Mise à jour le 02/05/2019
Imaginé par Napoléon III, le parc des Buttes-Chaumont est un chef-d’œuvre d’art paysager inauguré le 1er avril 1867, à l’occasion de l’exposition universelle de Paris.
Des falaises d’Étretat aux prairies alpines, des bosquets méditerranéens au kiosque d’inspiration romaine qui surplombe l’île du Belvédère et ses deux passerelles… Vous voici embarqué dans la plus dépaysante des balades parisiennes, au cœur du plus grand parc intra-muros de la capitale.
Avec ses 25 hectares, le parc des Buttes-Chaumont est une ode à la France et à ses paysages, reconstitués de toutes pièces au XIXe siècle. « Nous sommes ici dans la représentation de la splendeur napoléonienne », explique Claude Rouanet, agente supérieure d’exploitation à la Ville de Paris et cheffe de l’atelier de jardinage des Buttes-Chaumont.
Un parc géré durablement

Écolabellisé, le parc des Buttes-Chaumont a proscrit l’usage des produits phytosanitaires en 1999 et mis en place la gestion différenciée de sa biodiversité.

Afin de protéger les sols et de les rendre plus fertiles, les jardiniers ont planté quelque 100.000 lierres dans les sous-bois et ne ramassent plus les feuilles mortes et autres déchets végétaux, permettant la constitution d’une litière naturelle.

Par ailleurs, la rénovation du réseau hydraulique du parc, alimenté par le canal de l’Ourcq et qui fonctionne en circuit fermé, permet l’économie de plus d’un million de mètres cubes par an.

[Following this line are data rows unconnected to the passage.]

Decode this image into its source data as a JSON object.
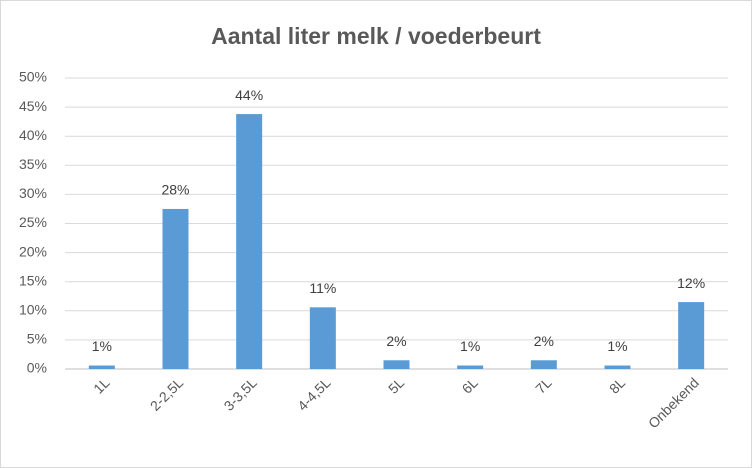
{
  "chart_data": {
    "type": "bar",
    "title": "Aantal liter melk / voederbeurt",
    "categories": [
      "1L",
      "2-2,5L",
      "3-3,5L",
      "4-4,5L",
      "5L",
      "6L",
      "7L",
      "8L",
      "Onbekend"
    ],
    "values": [
      0.6,
      27.5,
      43.8,
      10.6,
      1.5,
      0.6,
      1.5,
      0.6,
      11.5
    ],
    "value_labels": [
      "1%",
      "28%",
      "44%",
      "11%",
      "2%",
      "1%",
      "2%",
      "1%",
      "12%"
    ],
    "color": "#5b9bd5",
    "ylim": [
      0,
      50
    ],
    "yticks": [
      {
        "value": 0,
        "label": "0%"
      },
      {
        "value": 5,
        "label": "5%"
      },
      {
        "value": 10,
        "label": "10%"
      },
      {
        "value": 15,
        "label": "15%"
      },
      {
        "value": 20,
        "label": "20%"
      },
      {
        "value": 25,
        "label": "25%"
      },
      {
        "value": 30,
        "label": "30%"
      },
      {
        "value": 35,
        "label": "35%"
      },
      {
        "value": 40,
        "label": "40%"
      },
      {
        "value": 45,
        "label": "45%"
      },
      {
        "value": 50,
        "label": "50%"
      }
    ],
    "grid": true
  }
}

Amener la France aux Parisiens

C’est en effet Napoléon III qui ordonne la construction de ce « jardin à l’anglaise », à la scénographie irrégulière, dans le cadre d’une politique d’urbanisation entreprise avec le baron Haussmann. L’idée : créer le premier jardin public pour « amener la France et l’Empire aux Parisiens sans se déplacer », détaille Claude Rouanet.
Il faudra trois petites années à l’ingénieur Jean-Charles Adolphe Alphand pour faire sortir de terre cet incroyable parc paysager. Un exploit technique, alors que toute la zone était rendue inconstructible par l’exploitation d’une carrière de gypse, désormais condamnée par une cascade de 32 mètres.

Priorité aux panoramas

Aujourd’hui, le parc est presque devenu un lieu de villégiature pour les Parisiens en quête d’évasion bucolique. Face à la mairie du 19e, une des six entrées possibles donne directement sur un lac poissonneux et l’île du Belvédère, au sommet de laquelle culmine à plus de 30 mètres la reconstitution du temple romain de Sibylle.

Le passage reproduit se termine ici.